En la era digital, el acceso masivo a internet y el uso exponencial de las redes sociales han transformado radicalmente la manera de producir y consumir información. Sin embargo, este fenómeno, que ha traído numerosos beneficios, también ha facilitado la propagación descontrolada de desinformación. Este problema no solo afecta la veracidad de la información que recibimos, sino que pone en riesgo la integridad de nuestra democracia y los derechos humanos.
La desinformación se difunde más rápidamente que la información verificada. Estudios han demostrado que las noticias falsas llegan a más personas y se propagan con mayor velocidad que las verdades. Esta tendencia es particularmente preocupante en el ámbito político, donde las noticias falsas y la desinformación pueden alcanzar a decenas de miles de personas en cuestión de minutos, exacerbando divisiones sociales y manipulando la opinión pública.
La desinformación casi nunca es un fenómeno accidental; a menudo tiene objetivos claros y malintencionados. Puede ser utilizada para manipular políticamente, obtener ganancias financieras o desestabilizar la cohesión social. Esta intencionalidad subraya la naturaleza perniciosa de la desinformación, diseñada para influir y engañar deliberadamente a la población. Los efectos de la desinformación son graves y variados. En las democracias, representa una amenaza tangible al impedir que los ciudadanos tomen decisiones informadas. La propagación de información falsa socava la confianza en las instituciones y facilita el auge de discursos radicales y extremistas. En el ámbito de la salud, la desinformación puede llevar a comportamientos peligrosos y decisiones erróneas, como se observó durante la pandemia del COVID-19.

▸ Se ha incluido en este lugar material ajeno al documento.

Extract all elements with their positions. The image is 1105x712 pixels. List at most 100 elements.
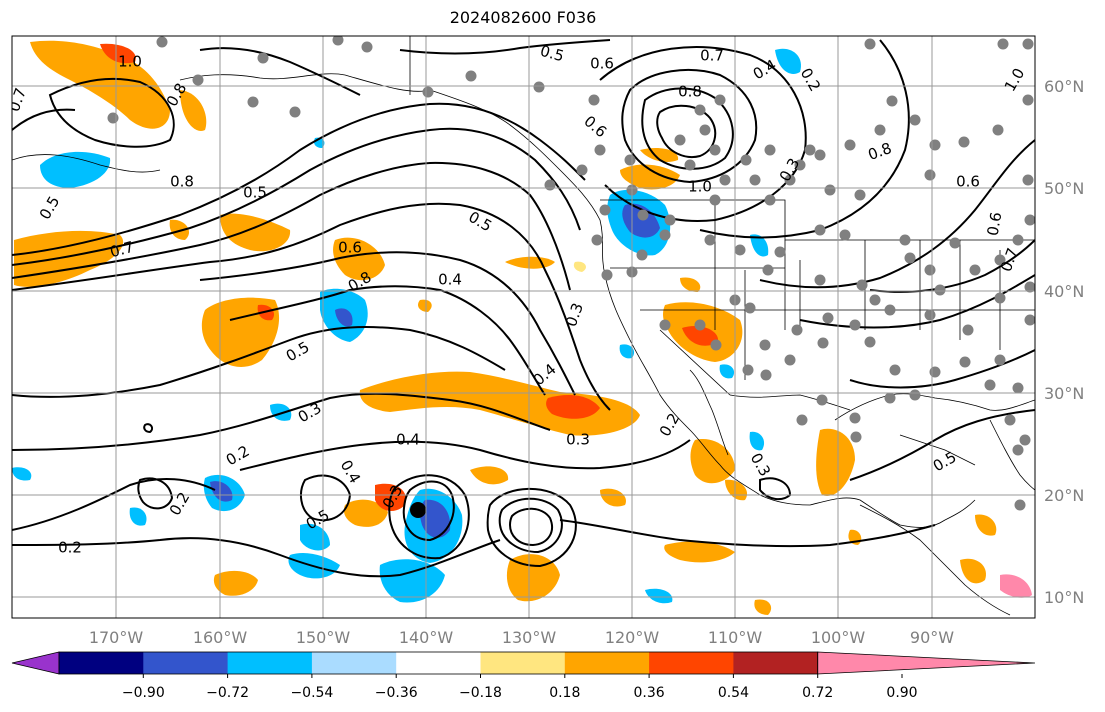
station-dot <box>749 174 761 186</box>
station-dot <box>1022 38 1034 50</box>
contour-label: 0.2 <box>58 539 82 557</box>
colorbar-tick-label: 0.36 <box>634 685 665 701</box>
station-dot <box>1012 234 1024 246</box>
station-dot <box>742 364 754 376</box>
lon-tick-label: 90°W <box>910 628 954 647</box>
colorbar-tick-labels: −0.90 −0.72 −0.54 −0.36 −0.18 0.18 0.36 0.54 0.7… <box>122 674 918 701</box>
station-dot <box>257 52 269 64</box>
station-dot <box>874 124 886 136</box>
station-dot <box>814 149 826 161</box>
contour-label: 0.5 <box>538 42 566 66</box>
contour-label: 0.6 <box>984 211 1006 238</box>
chart-title: 2024082600 F036 <box>449 8 597 27</box>
colorbar-segment <box>480 652 566 674</box>
station-dot <box>929 366 941 378</box>
station-dot <box>849 412 861 424</box>
station-dot <box>992 124 1004 136</box>
station-dot <box>659 229 671 241</box>
storm-center-marker <box>410 502 426 518</box>
station-dot <box>850 431 862 443</box>
station-dot <box>664 214 676 226</box>
station-dot <box>764 194 776 206</box>
station-dot <box>594 144 606 156</box>
station-dot <box>192 74 204 86</box>
station-dot <box>709 194 721 206</box>
station-dot <box>886 95 898 107</box>
contour-label: 0.8 <box>678 83 702 101</box>
colorbar-tick-label: −0.18 <box>459 685 502 701</box>
station-dot <box>710 339 722 351</box>
contour-label: 0.5 <box>243 184 267 202</box>
station-dot <box>924 169 936 181</box>
lon-tick-label: 120°W <box>605 628 660 647</box>
station-dot <box>962 324 974 336</box>
contour-label: 0.8 <box>170 173 194 191</box>
contour-label: 0.3 <box>566 431 590 449</box>
station-dot <box>636 249 648 261</box>
station-dot <box>909 114 921 126</box>
colorbar-tick-label: 0.72 <box>802 685 833 701</box>
station-dot <box>601 269 613 281</box>
colorbar-tick-label: −0.90 <box>122 685 165 701</box>
station-dot <box>588 94 600 106</box>
colorbar-segment <box>649 652 734 674</box>
colorbar-segment <box>396 652 481 674</box>
station-dot <box>839 229 851 241</box>
station-dot <box>637 209 649 221</box>
colorbar-tick-label: −0.54 <box>290 685 333 701</box>
station-dot <box>107 112 119 124</box>
lat-tick-label: 20°N <box>1044 486 1084 505</box>
contour-label: 1.0 <box>688 178 712 196</box>
lon-tick-label: 130°W <box>502 628 557 647</box>
station-dot <box>899 234 911 246</box>
station-dot <box>884 392 896 404</box>
station-dot <box>889 364 901 376</box>
station-dot <box>949 237 961 249</box>
colorbar-tick-label: −0.72 <box>206 685 249 701</box>
lon-tick-label: 140°W <box>399 628 454 647</box>
station-dot <box>804 144 816 156</box>
station-dot <box>659 319 671 331</box>
colorbar-segment <box>311 652 397 674</box>
station-dot <box>784 354 796 366</box>
station-dot <box>994 254 1006 266</box>
station-dot <box>762 264 774 276</box>
lon-tick-label: 100°W <box>811 628 866 647</box>
latitude-labels: 60°N 50°N 40°N 30°N 20°N 10°N <box>1044 77 1084 607</box>
colorbar-tick-label: 0.54 <box>718 685 749 701</box>
station-dot <box>824 184 836 196</box>
station-dot <box>884 304 896 316</box>
station-dot <box>796 414 808 426</box>
colorbar-segment <box>143 652 229 674</box>
station-dot <box>591 234 603 246</box>
lon-tick-label: 170°W <box>89 628 144 647</box>
contour-lines <box>12 39 1035 578</box>
station-dot <box>814 224 826 236</box>
colorbar <box>11 651 1036 675</box>
colorbar-tick-label: 0.18 <box>549 685 580 701</box>
lat-tick-label: 40°N <box>1044 282 1084 301</box>
contour-labels: 0.5 0.6 0.7 0.5 0.6 0.8 1.0 0.4 0.2 0.3 1.0 0.8 0.7 0… <box>12 42 1028 557</box>
station-dot <box>849 319 861 331</box>
station-dot <box>422 86 434 98</box>
station-dot <box>744 302 756 314</box>
colorbar-extend-max <box>817 651 1036 675</box>
colorbar-tick-label: −0.36 <box>375 685 418 701</box>
station-dot <box>361 41 373 53</box>
station-dot <box>844 139 856 151</box>
station-dot <box>709 144 721 156</box>
station-dot <box>684 159 696 171</box>
contour-label: 0.7 <box>108 238 136 262</box>
station-dot <box>156 36 168 48</box>
longitude-labels: 170°W 160°W 150°W 140°W 130°W 120°W 110°W 100°W… <box>89 628 954 647</box>
colorbar-extend-min <box>11 651 60 675</box>
station-dot <box>969 264 981 276</box>
station-dot <box>624 154 636 166</box>
colorbar-frame <box>58 651 819 675</box>
station-dot <box>997 38 1009 50</box>
station-dot <box>1022 174 1034 186</box>
station-dot <box>694 319 706 331</box>
station-dot <box>694 104 706 116</box>
lon-tick-label: 150°W <box>296 628 351 647</box>
station-dot <box>856 279 868 291</box>
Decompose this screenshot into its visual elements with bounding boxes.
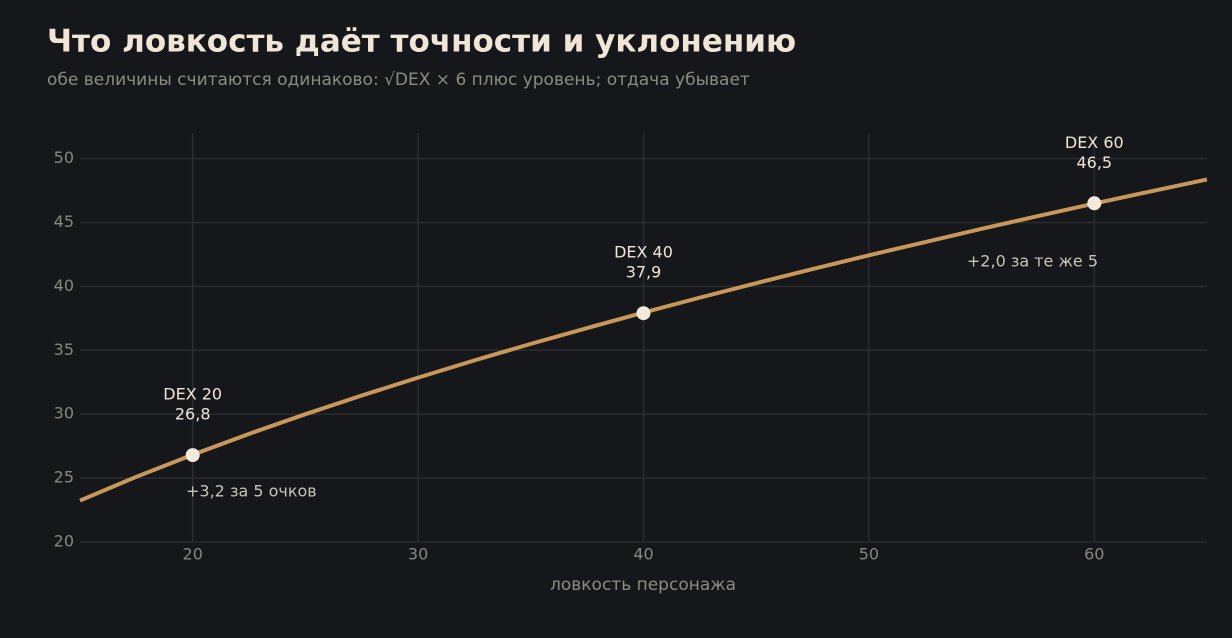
data-label: 37,9 <box>626 263 662 282</box>
x-tick-label: 40 <box>633 545 653 564</box>
y-tick-label: 45 <box>54 212 74 231</box>
x-tick-label: 50 <box>859 545 879 564</box>
point-marker <box>185 448 200 463</box>
y-tick-label: 35 <box>54 340 74 359</box>
y-tick-label: 30 <box>54 404 74 423</box>
point-marker <box>1087 196 1102 211</box>
chart-subtitle: обе величины считаются одинаково: √DEX ×… <box>47 70 750 90</box>
y-tick-label: 50 <box>54 148 74 167</box>
x-tick-label: 30 <box>408 545 428 564</box>
data-label: 26,8 <box>175 405 211 424</box>
point-label: DEX 60 <box>1065 133 1124 152</box>
point-label: DEX 40 <box>614 243 673 262</box>
y-tick-label: 25 <box>54 468 74 487</box>
x-axis-label: ловкость персонажа <box>550 575 736 595</box>
y-tick-label: 20 <box>54 532 74 551</box>
chart-title: Что ловкость даёт точности и уклонению <box>47 24 796 60</box>
annotation: +2,0 за те же 5 <box>967 252 1098 271</box>
x-tick-label: 20 <box>183 545 203 564</box>
point-label: DEX 20 <box>163 385 222 404</box>
x-tick-label: 60 <box>1084 545 1104 564</box>
y-tick-label: 40 <box>54 276 74 295</box>
annotation: +3,2 за 5 очков <box>186 482 317 501</box>
point-marker <box>636 306 651 321</box>
data-label: 46,5 <box>1076 153 1112 172</box>
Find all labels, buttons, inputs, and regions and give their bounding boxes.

Para combatir la desinformación, es fundamental implementar estrategias efectivas. La alfabetización digital y el pensamiento crítico son herramientas cruciales que debemos fomentar en la sociedad. El fact checking, o verificación de hechos, se ha convertido en una práctica esencial para corregir inexactitudes y desmentir falsedades. Asimismo, es necesario considerar la existencia de algunas regulaciones legales que aborden la desinformación sin comprometer la libertad de expresión. Aunque algunas voces proponen la tipificación de delitos penales para sancionar la desinformación, es vital que cualquier legislación se equilibre cuidadosamente para no restringir los derechos fundamentales. Lo importante es evitar que, bajo la excusa de combatir la desinformación, se termine censurando a quienes piensan distinto.
La desinformación en la era digital es un reto complejo que requiere una respuesta multifacética. Desde la educación y la alfabetización digital hasta la implementación de mecanismos de verificación y posibles regulaciones legales, todos debemos colaborar para proteger nuestra democracia y nuestros derechos humanos.
Finalmente, considerando los graves daños que la desinformación genera, son bienvenidos los esfuerzos del gobierno, especialmente los de la ministra Vallejos, para crear conciencia sobre este fenómeno y su llamado a combatirlo. Sin embargo, resulta paradójico que, hasta hace pocos años, la misma ministra, así como muchos dirigentes que hoy son gobierno, utilizaran sus plataformas de expresión para afirmar que en 30 años de democracia no se había hecho nada para mejorar la vida de las personas o para denunciar la supuesta existencia de un centro de tortura en una estación del metro sin verificar la veracidad de hechos gravísimos denunciados en medio de un clima de tensión extrema vivido en pleno estallido social. Es positivo que la ministra haya experimentado una epifanía que le ha permitido entender que la desinformación es perjudicial para la democracia. Esperemos que, cuando vuelva a estar en la oposición, nunca más incurra en las mismas prácticas nocivas que hoy combate con tanto ahínco. Eso se llama coherencia.